The American Medical Association (AMA) House of Delegates (HOD) has agreed on a policy aimed at expanding health insurance coverage even further.

According to a news release, the HOD adopted a policy during its special meeting taking aim at the more than two million nonelderly uninsured Americans with incomes below the poverty line who are ineligible for Medicare but cannot receive premium tax credits because they live in states which didn’t expand Medicaid. The policy calls for any federal approach to expanding coverage to this group should make it available at little or no charge and with robust cost-sharing protections.

It also calls on states which have already expanded Medicaid to receive additional incentives to maintain these expansions.

The AMA has also called for the so-called “family glitch” under the Affordable Care Act (ACA), which sees families of workers remain ineligible for subsidized coverage even though they face unaffordable premiums through employer coverage.

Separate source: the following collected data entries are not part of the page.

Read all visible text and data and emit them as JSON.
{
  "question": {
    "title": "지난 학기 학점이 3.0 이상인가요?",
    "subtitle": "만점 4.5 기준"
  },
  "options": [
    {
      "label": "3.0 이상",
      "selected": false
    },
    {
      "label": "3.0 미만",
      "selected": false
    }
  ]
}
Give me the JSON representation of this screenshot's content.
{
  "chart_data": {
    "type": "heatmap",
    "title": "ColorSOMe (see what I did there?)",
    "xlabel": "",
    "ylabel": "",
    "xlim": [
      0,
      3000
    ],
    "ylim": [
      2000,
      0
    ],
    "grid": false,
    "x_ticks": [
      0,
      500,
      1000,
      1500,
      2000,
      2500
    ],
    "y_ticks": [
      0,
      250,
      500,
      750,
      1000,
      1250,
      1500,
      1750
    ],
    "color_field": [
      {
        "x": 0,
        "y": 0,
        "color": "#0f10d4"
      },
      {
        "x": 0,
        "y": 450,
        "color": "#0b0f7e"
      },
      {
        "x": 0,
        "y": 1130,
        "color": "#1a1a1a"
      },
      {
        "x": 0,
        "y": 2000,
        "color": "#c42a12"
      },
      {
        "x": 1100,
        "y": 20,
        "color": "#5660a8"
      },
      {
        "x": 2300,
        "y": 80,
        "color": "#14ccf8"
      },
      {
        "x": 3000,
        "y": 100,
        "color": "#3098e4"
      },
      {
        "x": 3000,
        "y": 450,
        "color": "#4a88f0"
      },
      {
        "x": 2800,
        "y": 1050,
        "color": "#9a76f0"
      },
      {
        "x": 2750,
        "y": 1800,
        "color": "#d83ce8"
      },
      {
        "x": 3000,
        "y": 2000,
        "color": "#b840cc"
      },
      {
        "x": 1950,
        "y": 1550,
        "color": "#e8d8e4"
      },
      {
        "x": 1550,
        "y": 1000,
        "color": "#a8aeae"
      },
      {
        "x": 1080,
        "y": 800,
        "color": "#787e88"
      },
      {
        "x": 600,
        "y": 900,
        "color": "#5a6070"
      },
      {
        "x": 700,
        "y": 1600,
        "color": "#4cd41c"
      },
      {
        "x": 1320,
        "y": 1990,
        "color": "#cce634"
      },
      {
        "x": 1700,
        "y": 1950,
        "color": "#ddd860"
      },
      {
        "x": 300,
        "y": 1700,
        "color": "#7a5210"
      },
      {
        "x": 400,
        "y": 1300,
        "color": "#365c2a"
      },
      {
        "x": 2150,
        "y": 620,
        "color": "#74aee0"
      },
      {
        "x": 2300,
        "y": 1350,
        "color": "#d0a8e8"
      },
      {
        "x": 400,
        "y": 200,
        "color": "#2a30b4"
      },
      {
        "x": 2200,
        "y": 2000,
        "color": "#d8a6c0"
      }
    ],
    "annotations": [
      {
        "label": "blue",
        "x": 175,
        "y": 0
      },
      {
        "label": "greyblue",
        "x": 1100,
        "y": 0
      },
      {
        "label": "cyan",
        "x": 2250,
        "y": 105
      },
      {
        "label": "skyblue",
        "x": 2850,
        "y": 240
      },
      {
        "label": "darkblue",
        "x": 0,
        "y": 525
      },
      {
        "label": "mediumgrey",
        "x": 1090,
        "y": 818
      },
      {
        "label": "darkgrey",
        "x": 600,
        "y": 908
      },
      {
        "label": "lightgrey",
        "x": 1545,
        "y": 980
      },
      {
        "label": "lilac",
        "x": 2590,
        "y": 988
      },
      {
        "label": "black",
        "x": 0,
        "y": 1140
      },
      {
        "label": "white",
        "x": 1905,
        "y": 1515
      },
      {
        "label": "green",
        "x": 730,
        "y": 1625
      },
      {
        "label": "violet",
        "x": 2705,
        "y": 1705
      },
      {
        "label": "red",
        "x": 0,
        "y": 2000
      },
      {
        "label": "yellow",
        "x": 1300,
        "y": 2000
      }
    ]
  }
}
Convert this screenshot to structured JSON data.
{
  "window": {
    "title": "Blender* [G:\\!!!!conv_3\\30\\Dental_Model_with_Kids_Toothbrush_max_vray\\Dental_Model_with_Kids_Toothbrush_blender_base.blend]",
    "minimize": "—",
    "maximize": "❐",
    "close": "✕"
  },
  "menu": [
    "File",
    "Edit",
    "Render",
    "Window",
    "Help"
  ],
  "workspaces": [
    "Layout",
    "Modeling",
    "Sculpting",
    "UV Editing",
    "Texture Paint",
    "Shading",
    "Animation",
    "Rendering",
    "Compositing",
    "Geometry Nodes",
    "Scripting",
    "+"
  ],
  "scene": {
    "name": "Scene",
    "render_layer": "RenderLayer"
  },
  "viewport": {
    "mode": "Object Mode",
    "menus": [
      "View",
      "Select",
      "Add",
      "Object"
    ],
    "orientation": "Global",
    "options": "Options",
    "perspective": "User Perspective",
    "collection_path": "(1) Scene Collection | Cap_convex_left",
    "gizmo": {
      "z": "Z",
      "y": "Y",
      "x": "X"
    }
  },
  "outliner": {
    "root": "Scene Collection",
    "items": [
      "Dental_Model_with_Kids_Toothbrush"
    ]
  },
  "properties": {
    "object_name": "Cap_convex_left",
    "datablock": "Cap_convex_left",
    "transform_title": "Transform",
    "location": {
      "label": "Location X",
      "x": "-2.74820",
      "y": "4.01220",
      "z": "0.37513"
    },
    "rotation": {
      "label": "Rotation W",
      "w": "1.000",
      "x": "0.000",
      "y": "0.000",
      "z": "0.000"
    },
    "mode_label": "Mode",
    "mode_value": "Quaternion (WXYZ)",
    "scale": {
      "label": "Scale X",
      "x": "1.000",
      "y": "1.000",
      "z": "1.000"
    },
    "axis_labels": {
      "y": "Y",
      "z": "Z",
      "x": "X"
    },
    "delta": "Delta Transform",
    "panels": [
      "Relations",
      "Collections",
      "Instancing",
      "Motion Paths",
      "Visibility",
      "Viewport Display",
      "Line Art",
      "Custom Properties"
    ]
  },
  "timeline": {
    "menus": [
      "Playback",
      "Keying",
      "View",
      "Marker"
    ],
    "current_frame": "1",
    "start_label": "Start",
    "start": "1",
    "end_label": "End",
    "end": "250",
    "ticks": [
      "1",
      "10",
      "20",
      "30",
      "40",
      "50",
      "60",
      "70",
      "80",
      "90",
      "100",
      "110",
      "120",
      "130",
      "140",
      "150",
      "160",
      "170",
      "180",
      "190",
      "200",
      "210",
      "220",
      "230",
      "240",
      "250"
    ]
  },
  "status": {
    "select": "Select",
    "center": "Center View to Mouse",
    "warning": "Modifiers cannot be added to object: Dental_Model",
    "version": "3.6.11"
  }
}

The new policy calls for this to be fixed either by Congress or administrative action to allow more workers and their families to access subsidies through the ACA marketplace, the release says.

“We find ourselves in a time that we can cover the remaining uninsured in this country,” David H. Aizuss, MD, a member of the AMA Board of Trustees, says in the release. “By closing the coverage gap, fixing the family glitch, and helping workers and their families who are facing unaffordable employer coverage, most of the nation’s uninsured will be eligible for ACA financial assistance, either the form of premium tax credits or Medicaid/CHIP. We can capitalize on this financial help available to cover the remaining uninsured.”

AMA also approved a policy which would open the door to ACA marketplace coverage for undocumented immigrants and DACA recipients currently shut out of marketplace coverage even if they pay full cost, according to the release.